BNY Mellon Global Infrastructure Income ETF (BKGI) seeks to track an index of global infrastructure companies that generate stable dividend income from essential services like utilities, transportation, and telecommunications. This international equity ETF focuses on income-producing infrastructure assets across developed and emerging markets worldwide.
How It Works
BKGI employs a passively managed approach tracking a global infrastructure index that screens for companies deriving substantial revenue from infrastructure operations and meeting dividend yield requirements. The fund uses market-capitalization weighting with sector and geographic diversification constraints to prevent over-concentration.

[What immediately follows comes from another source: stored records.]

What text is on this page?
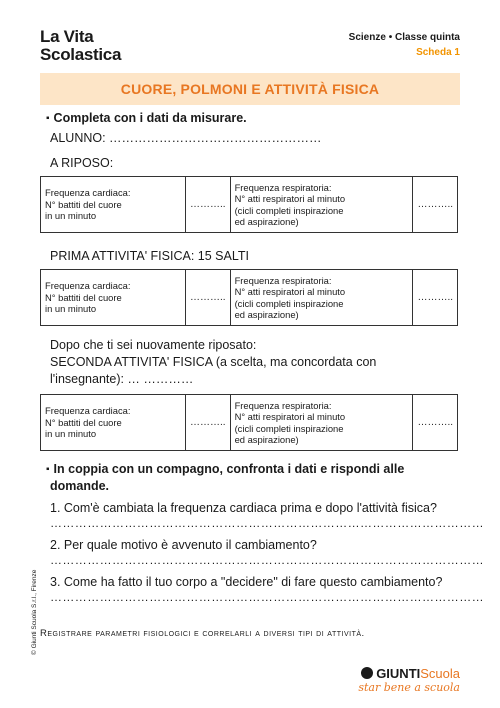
La Vita
Scolastica
Scienze • Classe quinta
Scheda 1
CUORE, POLMONI E ATTIVITÀ FISICA
▪ Completa con i dati da misurare.
ALUNNO: ……………………………………………
A RIPOSO:
Frequenza cardiaca:
N° battiti del cuore
in un minuto	………..	Frequenza respiratoria:
N° atti respiratori al minuto
(cicli completi inspirazione
ed aspirazione)	………..
PRIMA ATTIVITA' FISICA: 15 SALTI
Frequenza cardiaca:
N° battiti del cuore
in un minuto	………..	Frequenza respiratoria:
N° atti respiratori al minuto
(cicli completi inspirazione
ed aspirazione)	………..
Dopo che ti sei nuovamente riposato:
SECONDA ATTIVITA' FISICA (a scelta, ma concordata con
l'insegnante): … …………
Frequenza cardiaca:
N° battiti del cuore
in un minuto	………..	Frequenza respiratoria:
N° atti respiratori al minuto
(cicli completi inspirazione
ed aspirazione)	………..
▪ In coppia con un compagno, confronta i dati e rispondi alle
domande.
1. Com'è cambiata la frequenza cardiaca prima e dopo l'attività fisica?
……………………………………………………………………………………………
2. Per quale motivo è avvenuto il cambiamento?
……………………………………………………………………………………………
3. Come ha fatto il tuo corpo a "decidere" di fare questo cambiamento?
……………………………………………………………………………………………
Registrare parametri fisiologici e correlarli a diversi tipi di attività.
© Giunti Scuola S.r.l., Firenze
GIUNTIScuola
star bene a scuola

Holdings typically include utilities, pipelines, toll roads, airports, and telecommunications towers. Rebalancing occurs quarterly to maintain index alignment and ensure continued focus on income-generating infrastructure assets.
Key Features
- Targets global infrastructure companies with established dividend-paying track records, providing income focus beyond basic infrastructure exposure
- Launched in late 2022, offering newer approach to infrastructure investing with income screening methodology
- Zero expense ratio currently listed, though this may reflect promotional pricing or data reporting issues for newer fund
Risks
- This ETF can lose value when interest rates rise significantly, as infrastructure companies' high dividend yields become less attractive relative to bonds
- Currency fluctuations can reduce returns when foreign infrastructure holdings decline against the U.S. dollar, particularly impacting emerging market positions
- Infrastructure sector concentration means regulatory changes, utility rate decisions, or commodity price shifts can cause sector-wide declines of 20-30%
Who Should Own This
Best suited as a satellite holding (5-15% of portfolio) for income-focused investors with 3+ year time horizons seeking international diversification and dividend income. Medium risk tolerance required due to sector concentration and currency exposure. Appropriate for retirement portfolios needing inflation-hedged income or investors wanting infrastructure exposure beyond domestic REITs.